The blessings of living in Ontario at harvest time. I have not canned peaches for a few years now, but this year I found some cling-free peaches. Cling-free means they come apart easily after you blanch them, remove the skin, and cut the peach in half. In most other years, I could not find them and had to settle for peach jam. If the peach is stone-free there is little work getting them blanched and into jars in a nice syrup. 

This is the year many new canners have entered the preserving mindset, I am happy about that. It is definitely a good time to learn new skills. Supply chains being what they are. 

I use the recipe on the NCFHP website for peaches. Make sure to only follow a safe recipe from a safe source. I will add a copy for you here of the recipe: 

Selecting, Preparing and Canning Fruit

Peaches-Halved or Sliced

CAUTION:  Do not use this process to can white-flesh peaches.  There is evidence that some varieties of white-flesh peaches are higher in pH (i.e., lower in acid) than traditional yellow varieties. The natural pH of some white peaches can exceed 4.6, making them a low-acid food for canning purposes. At this time there is no low-acid pressure process available for white-flesh peaches nor a researched acidification procedure for safe boiling water canning. Freezing is the recommended method of preserving white-flesh peaches.

Quantity: An average of 17½ pounds is needed per canner load of 7 quarts; an average of 11 pounds is needed per canner load of 9 pints.
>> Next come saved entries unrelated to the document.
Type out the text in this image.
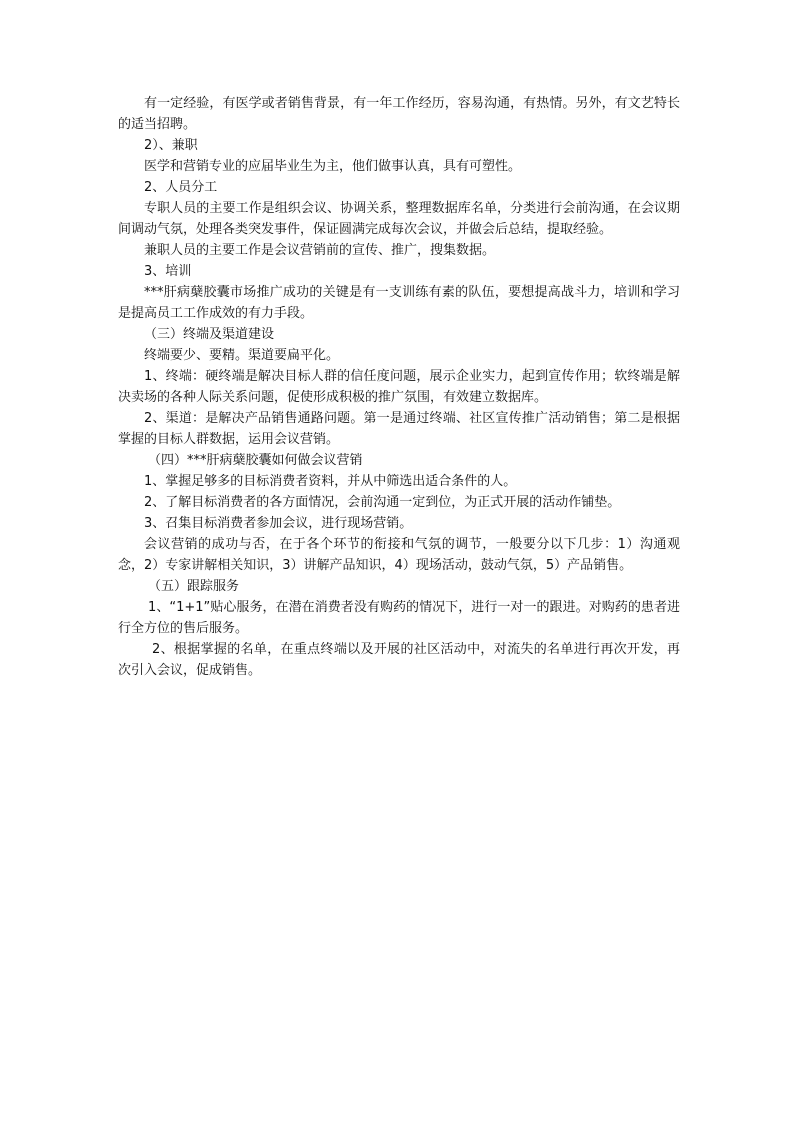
有一定经验，有医学或者销售背景，有一年工作经历，容易沟通，有热情。另外，有文艺特长的适当招聘。

2）、兼职

医学和营销专业的应届毕业生为主，他们做事认真，具有可塑性。

2、人员分工

专职人员的主要工作是组织会议、协调关系，整理数据库名单，分类进行会前沟通，在会议期间调动气氛，处理各类突发事件，保证圆满完成每次会议，并做会后总结，提取经验。

兼职人员的主要工作是会议营销前的宣传、推广，搜集数据。

3、培训

***肝病蘖胶囊市场推广成功的关键是有一支训练有素的队伍，要想提高战斗力，培训和学习是提高员工工作成效的有力手段。

（三）终端及渠道建设

终端要少、要精。渠道要扁平化。

1、终端：硬终端是解决目标人群的信任度问题，展示企业实力，起到宣传作用；软终端是解决卖场的各种人际关系问题，促使形成积极的推广氛围，有效建立数据库。

2、渠道：是解决产品销售通路问题。第一是通过终端、社区宣传推广活动销售；第二是根据掌握的目标人群数据，运用会议营销。

（四）***肝病蘖胶囊如何做会议营销

1、掌握足够多的目标消费者资料，并从中筛选出适合条件的人。

2、了解目标消费者的各方面情况，会前沟通一定到位，为正式开展的活动作铺垫。

3、召集目标消费者参加会议，进行现场营销。

会议营销的成功与否，在于各个环节的衔接和气氛的调节，一般要分以下几步：1）沟通观念，2）专家讲解相关知识，3）讲解产品知识，4）现场活动，鼓动气氛，5）产品销售。

（五）跟踪服务

1、“1+1”贴心服务，在潜在消费者没有购药的情况下，进行一对一的跟进。对购药的患者进行全方位的售后服务。

2、根据掌握的名单，在重点终端以及开展的社区活动中，对流失的名单进行再次开发，再次引入会议，促成销售。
A bushel weighs 48 pounds and yields 16 to 24 quarts – an average of 2½ pounds per quart.

Quality: Choose ripe, mature yellow-flesh peaches of ideal quality for eating fresh or cooking.
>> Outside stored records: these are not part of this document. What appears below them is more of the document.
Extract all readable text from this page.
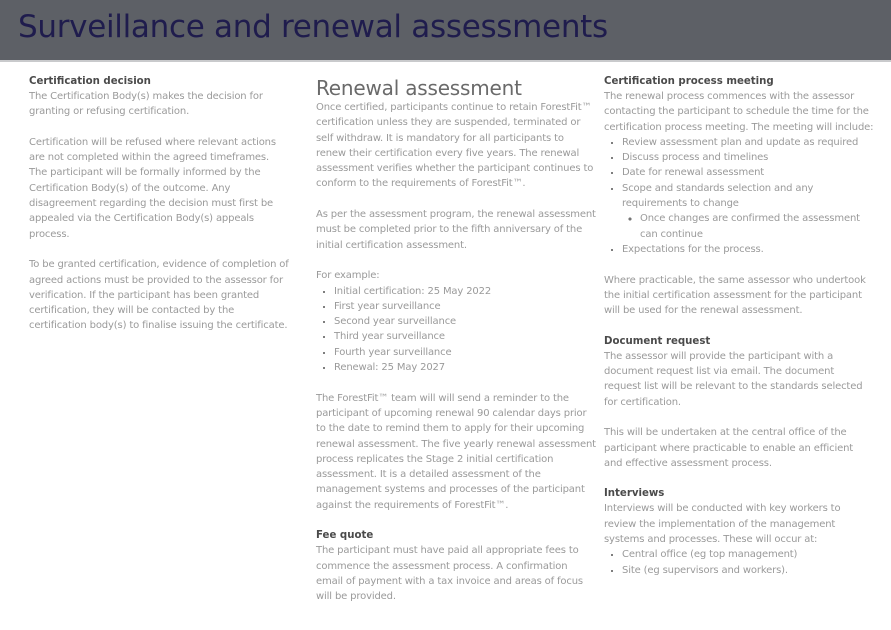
Surveillance and renewal assessments
Certification decision

The Certification Body(s) makes the decision for granting or refusing certification.

Certification will be refused where relevant actions are not completed within the agreed timeframes. The participant will be formally informed by the Certification Body(s) of the outcome. Any disagreement regarding the decision must first be appealed via the Certification Body(s) appeals process.

To be granted certification, evidence of completion of agreed actions must be provided to the assessor for verification. If the participant has been granted certification, they will be contacted by the certification body(s) to finalise issuing the certificate.

Renewal assessment

Once certified, participants continue to retain ForestFit™ certification unless they are suspended, terminated or self withdraw. It is mandatory for all participants to renew their certification every five years. The renewal assessment verifies whether the participant continues to conform to the requirements of ForestFit™.

As per the assessment program, the renewal assessment must be completed prior to the fifth anniversary of the initial certification assessment.

For example:

• Initial certification: 25 May 2022
• First year surveillance
• Second year surveillance
• Third year surveillance
• Fourth year surveillance
• Renewal: 25 May 2027

The ForestFit™ team will will send a reminder to the participant of upcoming renewal 90 calendar days prior to the date to remind them to apply for their upcoming renewal assessment. The five yearly renewal assessment process replicates the Stage 2 initial certification assessment. It is a detailed assessment of the management systems and processes of the participant against the requirements of ForestFit™.

Fee quote

The participant must have paid all appropriate fees to commence the assessment process. A confirmation email of payment with a tax invoice and areas of focus will be provided.

Certification process meeting

The renewal process commences with the assessor contacting the participant to schedule the time for the certification process meeting. The meeting will include:

• Review assessment plan and update as required
• Discuss process and timelines
• Date for renewal assessment
• Scope and standards selection and any requirements to change
◦ Once changes are confirmed the assessment can continue
• Expectations for the process.

Where practicable, the same assessor who undertook the initial certification assessment for the participant will be used for the renewal assessment.

Document request

The assessor will provide the participant with a document request list via email. The document request list will be relevant to the standards selected for certification.

This will be undertaken at the central office of the participant where practicable to enable an efficient and effective assessment process.

Interviews

Interviews will be conducted with key workers to review the implementation of the management systems and processes. These will occur at:

• Central office (eg top management)
• Site (eg supervisors and workers).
Please read Using Pressure Canners and Using Boiling Water Canners before beginning. If this is your first time canning, it is recommended that you read Principles of Home Canning.
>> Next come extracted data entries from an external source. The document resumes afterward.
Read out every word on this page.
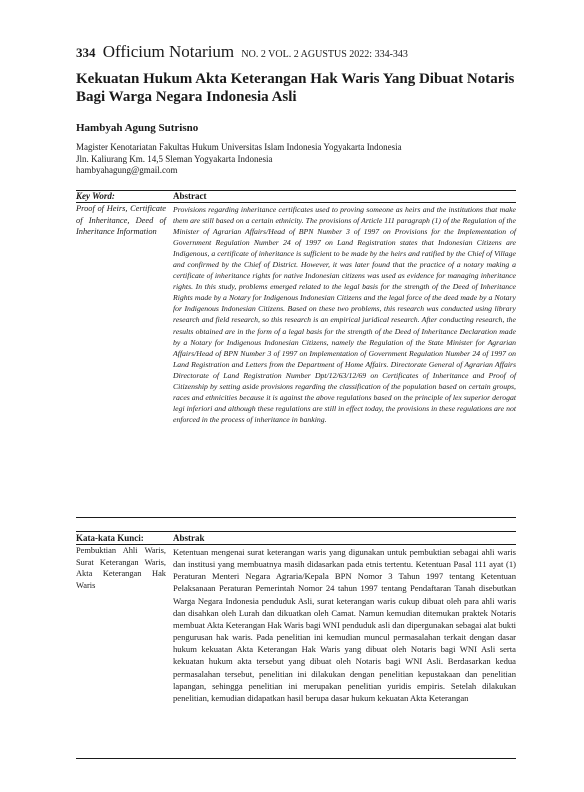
334 Officium Notarium NO. 2 VOL. 2 AGUSTUS 2022: 334-343
Kekuatan Hukum Akta Keterangan Hak Waris Yang Dibuat Notaris Bagi Warga Negara Indonesia Asli
Hambyah Agung Sutrisno
Magister Kenotariatan Fakultas Hukum Universitas Islam Indonesia Yogyakarta Indonesia
Jln. Kaliurang Km. 14,5 Sleman Yogyakarta Indonesia
hambyahagung@gmail.com
Key Word:
Proof of Heirs, Certificate of Inheritance, Deed of Inheritance Information
Abstract
Provisions regarding inheritance certificates used to proving someone as heirs and the institutions that make them are still based on a certain ethnicity. The provisions of Article 111 paragraph (1) of the Regulation of the Minister of Agrarian Affairs/Head of BPN Number 3 of 1997 on Provisions for the Implementation of Government Regulation Number 24 of 1997 on Land Registration states that Indonesian Citizens are Indigenous, a certificate of inheritance is sufficient to be made by the heirs and ratified by the Chief of Village and confirmed by the Chief of District. However, it was later found that the practice of a notary making a certificate of inheritance rights for native Indonesian citizens was used as evidence for managing inheritance rights. In this study, problems emerged related to the legal basis for the strength of the Deed of Inheritance Rights made by a Notary for Indigenous Indonesian Citizens and the legal force of the deed made by a Notary for Indigenous Indonesian Citizens. Based on these two problems, this research was conducted using library research and field research, so this research is an empirical juridical research. After conducting research, the results obtained are in the form of a legal basis for the strength of the Deed of Inheritance Declaration made by a Notary for Indigenous Indonesian Citizens, namely the Regulation of the State Minister for Agrarian Affairs/Head of BPN Number 3 of 1997 on Implementation of Government Regulation Number 24 of 1997 on Land Registration and Letters from the Department of Home Affairs. Directorate General of Agrarian Affairs Directorate of Land Registration Number Dpt/12/63/12/69 on Certificates of Inheritance and Proof of Citizenship by setting aside provisions regarding the classification of the population based on certain groups, races and ethnicities because it is against the above regulations based on the principle of lex superior derogat legi inferiori and although these regulations are still in effect today, the provisions in these regulations are not enforced in the process of inheritance in banking.
Kata-kata Kunci:
Pembuktian Ahli Waris, Surat Keterangan Waris, Akta Keterangan Hak Waris
Abstrak
Ketentuan mengenai surat keterangan waris yang digunakan untuk pembuktian sebagai ahli waris dan institusi yang membuatnya masih didasarkan pada etnis tertentu. Ketentuan Pasal 111 ayat (1) Peraturan Menteri Negara Agraria/Kepala BPN Nomor 3 Tahun 1997 tentang Ketentuan Pelaksanaan Peraturan Pemerintah Nomor 24 tahun 1997 tentang Pendaftaran Tanah disebutkan Warga Negara Indonesia penduduk Asli, surat keterangan waris cukup dibuat oleh para ahli waris dan disahkan oleh Lurah dan dikuatkan oleh Camat. Namun kemudian ditemukan praktek Notaris membuat Akta Keterangan Hak Waris bagi WNI penduduk asli dan dipergunakan sebagai alat bukti pengurusan hak waris. Pada penelitian ini kemudian muncul permasalahan terkait dengan dasar hukum kekuatan Akta Keterangan Hak Waris yang dibuat oleh Notaris bagi WNI Asli serta kekuatan hukum akta tersebut yang dibuat oleh Notaris bagi WNI Asli. Berdasarkan kedua permasalahan tersebut, penelitian ini dilakukan dengan penelitian kepustakaan dan penelitian lapangan, sehingga penelitian ini merupakan penelitian yuridis empiris. Setelah dilakukan penelitian, kemudian didapatkan hasil berupa dasar hukum kekuatan Akta Keterangan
Procedure: Dip fruit in boiling water for 30 to 60 seconds until skins loosen. Dip quickly in cold water and slip off skins. Cut in half, remove pits and slice if desired. To prevent darkening, keep peeled fruit in ascorbic acid solution. Prepare and boil a very light, light, or medium syrup or pack peaches in water, apple juice, or white grape juice. Raw packs make poor quality peaches.

Hot pack – In a large saucepan place drained fruit in syrup, water, or juice and bring to boil. Fill jars with hot fruit and cooking liquid, leaving ½-inch headspace. Place halves in layers, cut side down.

Raw pack – Fill jars with raw fruit, cut side down, and add hot water, juice, or syrup, leaving ½-inch headspace.

Adjust lids and process.

Processing directions for canning peaches in a boiling-water canner are given in Table 1.

Processing directions for canning peaches in a dial- or weighted-gauge canner are given in Table 2 and Table 3.

Table 1. Recommended process time for Peaches, halved or sliced in a boiling-water canner.


Process Time at Altitudes of
Style of PackJar Size0 - 1,000 ft1,001 - 3,000 ft3,001 - 6,000 ftAbove 6,000 ft
Hot
Pints
Quarts
20 min
25
25
30
30
35
35
40
Raw
Pints
Quarts
25
30
30
35
35
40
40
45

For the eight jars, you see I used 10 pounds of peaches. I  hot packed and water bathed them in pints in heavy syrup. 


With the world as different as it is today, September 02 2020, it is always a good idea to have a little extra in the pantry that you normally may not have. I noticed on my trip to the grocery, the shelves with fresh canned fruit was all but bare. It behooves me to make sure I had a little bit for the cold months and it meant I needed to can it myself. 

This precious sweet fruit reminds me of a saying, "either the tree good and the fruit is good, or the tree bad and the fruit will be bad." You will know a tree by the fruit it bears. 

Remember to be kind and share, be abundant in your heart, let your fruit be sweet and nourish others, and worth keeping in the heart. 

Stay home, stay safe, and help where you can.